Ohlins 888 shock question

GMP

Active member
Raced today on a fast rough sand course. Some deep sand whoops and hacked up woods sections. I was surprised that the shock gave me trouble, it was kicking enough to force me to back off. I delt with it best I could. The fork was awesome despite the goofy shock. After the race I checked the rebound which I recorded being set to 10 clicks out. It clicked in 10, got harder, then clicked in 6 more! WTF? This rebound adjuster has a crappy feel to it in that it gets stiffer and rough to turn as it approaches full closed, and easier as it turns out. It does not have a precision feel like other shocks. Not wanting to force the adjuster, I must have mistaken this hard area for full closed and backed out 10 for a total of 16 clicks, a bit loose.

Is this typical or is my shock now a new problem? :confused:
 
I have the same bike as you and found exactly what you did on the shock rebound adjuster...and the kick.
 
Thanks TBUBBA, I'm glad its not just me, and I feel better now about my mid pack finnish. I talked to Les at LTR. The feeling of the adjuster is normal although if you turn it in too hard trying to feel for the last click you can damage the alloy needle. Also, if you run the adjuster in past 8-10 clicks in an attempt to slow it down, you start to affect compression, and the rebound valving leaves room for improvement. I'm going to send mine to him for a complete go through and revalve as soon as I have time. It really surprised me, I thought this thing would eat whoops for lunch, instead it almost spit me off.
 
My TTX felt the same. My suspension Guru added some rebound by revalving and now It's perfect. If you have adjust lot's of rebound by clickers you shrink shocs oil flow so much that oil gets too hot and so it gets bumpy. If you don't feel clickers at all it's sign of nitrogen loss.
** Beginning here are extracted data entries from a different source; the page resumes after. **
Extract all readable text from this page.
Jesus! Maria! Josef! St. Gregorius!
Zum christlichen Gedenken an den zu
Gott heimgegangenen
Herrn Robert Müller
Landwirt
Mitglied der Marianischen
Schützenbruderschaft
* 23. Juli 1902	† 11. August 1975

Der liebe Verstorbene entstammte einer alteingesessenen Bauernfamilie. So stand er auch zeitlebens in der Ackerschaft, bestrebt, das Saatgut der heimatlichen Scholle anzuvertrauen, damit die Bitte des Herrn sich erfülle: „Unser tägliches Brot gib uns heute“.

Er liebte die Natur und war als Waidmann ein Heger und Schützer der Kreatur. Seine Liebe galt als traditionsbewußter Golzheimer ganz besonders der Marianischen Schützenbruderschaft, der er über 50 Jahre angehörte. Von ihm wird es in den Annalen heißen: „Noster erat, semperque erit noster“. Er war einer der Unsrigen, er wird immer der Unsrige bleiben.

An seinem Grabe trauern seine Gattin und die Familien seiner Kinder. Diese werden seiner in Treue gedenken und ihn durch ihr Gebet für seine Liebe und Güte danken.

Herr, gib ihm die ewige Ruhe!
Undersprung shock needs lot's of rebound and compression damping to work even somehow. It heats the oil and ain't good in long run... (I'm not saying that you have)
 
I don't think its undersprung. There were a few jumps and it did not bottom. The fork being able to take a hit is a big confidence factor. I think its just undervalved and up until yesterday I did not exploit it. In rocky stuff you generally need less rebound thats why it felt OK till now. I added rebound to the fork when I revalved it and I guess the shock needs the same.
 
i ran into the same thing Les did mine, i think that the shock just sucks. it is better but there doesn't seem to be a lot of in-between, either it is too much damping or not enough. I tried to use less so that the back tire would stay planted, now it kicks. have highspeed almost all the way soft, that helps with the roots, but now the whoops suck, I can't keep the thing in a straight line.
 
I don't think its undersprung. There were a few jumps and it did not bottom. The fork being able to take a hit is a big confidence factor. I think its just undervalved and up until yesterday I did not exploit it. In rocky stuff you generally need less rebound thats why it felt OK till now. I added rebound to the fork when I revalved it and I guess the shock needs the same.

How many hours since new/serviced?
 
30 hrs.

From what I heard the '12 is different, more mainstream. The '11 supposedly had a different adjuster/valving setup. The '12 has no HS adjuster. Its OK in the rocks and sucks in the sand, opposite of what you would expect.

You know, for all the crap people talk about the Sachs, it was and still remains an excellent shock on my '07. Even stock I'd say it was better than this Ohlins, more universal. I would not hesitate to just bolt it up to the '12 if it would fit.
 
30 hours is service interval that ohlins suggests. And yes -12 ohlins 888 has only comp and reb clickers. My team mate has 888 in his ec 250f race. He has not much complains after revalving.
 
I'm sure its a decent shock, just needs some detailing. 30 hrs may be by the book but all my other Ohlins and Sachs held performance longer than that. Biggest problem is getting it done without missing any races, likely impossible.:( Time to ride the old bike again.
 
I had little bit hurry last year. I din't have time to get my last years 888 serviced, because I had races almost every weekend or every other at least. Well in fact I did have some time, but my family needed that time :D

In Ranneslattsloppet Sweden last autum my rear shock acted strange after 3hours of GNCC. I just had 5 minutes to ride and I thought it was me who was finnished not the shock.

Next weekend I had 2 hours GNCC in Kitee Finland and that showed me that problem was shock. First 10 miles lap went allright, but then other racers started to pass me. I thought what the #### I'm doing my best, but those guys are so much faster than me... (It wasn't fun race with bogostick shock...)

Next week I got my shock serviced. 85 hours was just too much to it.

After that I have used 30-35 hours service intervals and had no issues since...
 
I have to get the needle to charge it, then its no problem to do myself. I've done the Sachs fine. I do need the valving addressed and everything inspected to be sure its OK. I do not know where to go with the valving. I know the direction, just not the specifics.